Karmina menyunggingkan senyum di salah satu sudut bibirnya sembari menggeleng pelan. Ia beranjak dari tempat duduknya, lalu berdiri berhadapan dengan Zahra. Tubuh Zagra yang tinggi semampai, membuat Karmina harus mendongak menatap tajam pada gadis itu.
"Lo tuh harusnya nyadar diri, bukan nyalahin orang lain. Mau sampai kapan lo lari dari tanggung jawab, ha? Lo beruntung, punya kakak sama ibu yang baik, bahkan kakak lo merelakan dirinya dihukum gara-gara kelakuan lo," tutur Karmina menunjuk-nunjuk dada Zahra.
Zahra menepis tangan Karmina seraya berkata, "Lo pikir, lo bisa seenaknya nuduh gue yang bukan-bukan?

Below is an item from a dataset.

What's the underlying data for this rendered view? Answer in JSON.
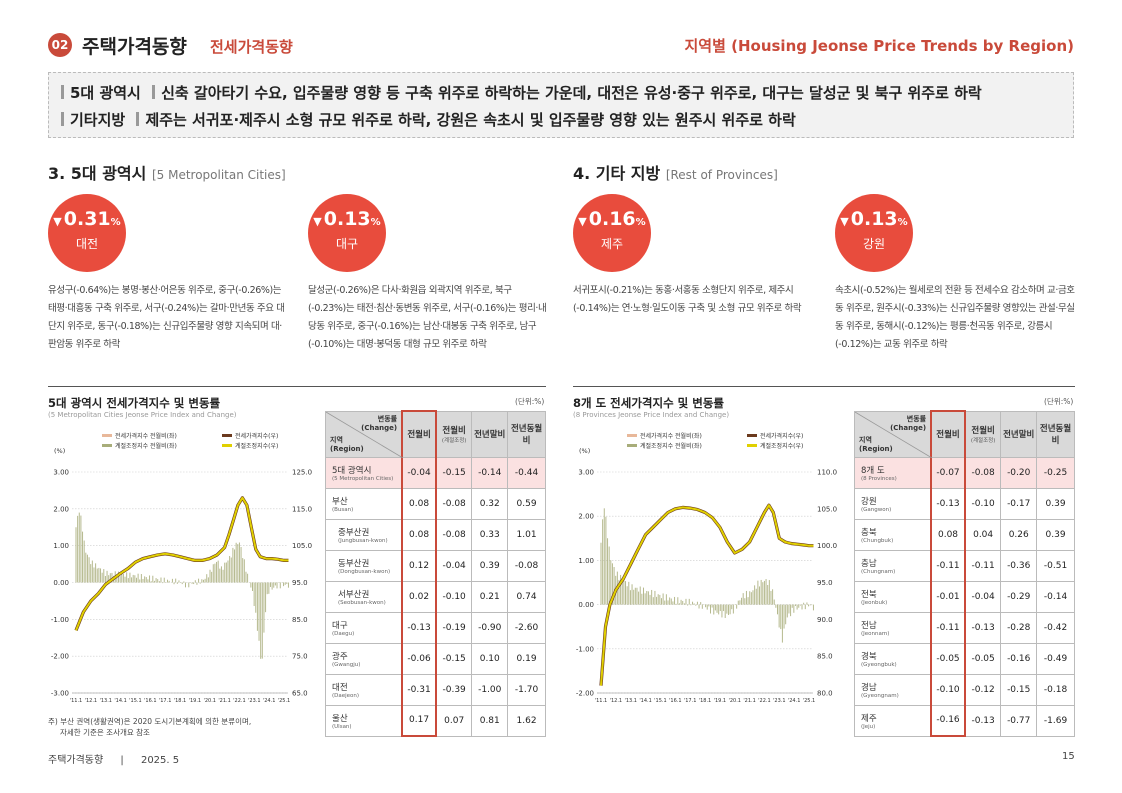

Gue tanggung jawab kok. Kalau gue lari dari tanggung jawab, gue nggak bakal mau dateng ke kantor polisi kemarin."
"Oya?" Karmina tersenyum sinis sembari melipat kedua tangan. "Terus, kenapa lo nggak berani ngakuin semua perbuatan lo di depan polisi, ha? Harusnya lo berani ngomong, bukan diem aja!"
"Maksud lo apa bilang gitu? Gue juga bilang yang sebenernya sama polisi. Jangan sok tau lo!" bantah Zahra berang.
Karmina mendelik tajam dengan senyum mengejek. "Semua yang lo omongin itu cuma dusta, Zahra. Gue tahu semuanya. Gue tahu kalau lo udah bikin video nggak senonoh buat ngancam Gracia sampai dia mengakhiri hidupnya. Gue tahu, lo sengaja ngedit video terakhir gue sama Gracia buat memfitnah gue karena lo nggak suka kalau gue deketin Dewa. Gue tahu semuanya!"
Zahra tersenyum sinis. "Begitukah? Terus, kenapa lo nggak berani bilang semua yang lo tahu sama polisi sebelum gue datang?" sanggahnya menantang.
Seketika Karmina terdiam. Dikepalkannya kedua tangan, seperti menggenggam kekesalan yang terpaksa ditahan oleh kenyataan. "Karena gue nggak punya bukti," lirihnya tertunduk lesu.
Zahra terbahak-bahak begitu lepas. "Makanya, lo jangan sok-sokan nuduh gue kalau nggak punya bukti! Kalau saja kemarin lo bilang semua dugaan jelek lo tentang gue, lo bisa gue jerat pakai hukuman pencemaran nama baik sekalian. Dengan begitu, gue nggak perlu repot-repot nyingkirin lo."
Dengan raut kesal, Karmina menatap nyalang. "Jaga ucapan lo, Zahra! Apa dengan kurangnya bukti, bisa bikin gue dihukum gitu aja?" geram Karmina menunjuk wajah Zahra.
Zahra mendelik dan berkata, "Karmina ... Karmina. Tentu aja bisa."
Karmina mendesah kasar.
"Ingat, ya! Kelas sosial kita tuh beda. Kalau lo masuk penjara, nggak bakalan ada seorang pun yang sanggup nolongin lo. Sedangkan kalau gue dipenjara, gue tetep bisa lolos dari hukuman karena punya nyokap kaya raya. Hukum tuh cuma permainan buat orang-orang berkelas kayak gue. Jadi, nggak ada yang perlu ditakuti," tutur Zahra sambil sesekali mengibaskan rambut panjangnya yang terurai.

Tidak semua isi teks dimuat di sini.